I couldn’t draw in air fast enough or deep enough to sate the strain in my lungs. I hadn’t had a full-blown panic attack in years, but I was on the verge of relapsing.

However, I still possessed enough presence of mind not to rush downstairs and straight into the arms of the paps, so I rushed to the nearest lavatory and locked myself into the corner cubicle.

I made it just in time for my earlier nausea to overtake me.

I fell to my knees, leaned over the toilet, and threw up the entirety of that day’s meals. Tears pooled in my eyes as the gag-inducing sound of my own retching filled the empty room.

My throat burned so terribly I was sure I wouldn’t be able to speak after this. Even so, a tiny voice inside my head tried to convince me I was overreacting. It was one race. One promise he’d broken out of the dozens he’d kept.

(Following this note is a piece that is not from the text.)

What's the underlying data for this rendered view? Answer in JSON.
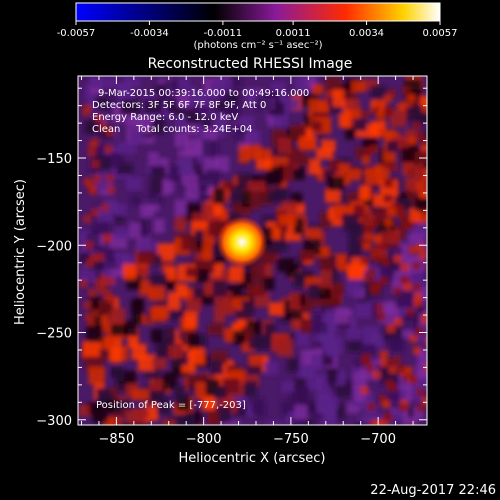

But every chain reaction started somewhere, and I worried tonight was only the beginning.

I was in love with someone who didn’t love himself, and I didn’t know where that left me. Where that left us.

I kneeled there in the restroom, vomiting until I was empty and out of tears to cry. I heard people come and go, but the memory of Asher’s confession was my only consistent company.

I was racing.

I knew three words would have the power to change our relationship.

I just hadn’t expected it to be those three.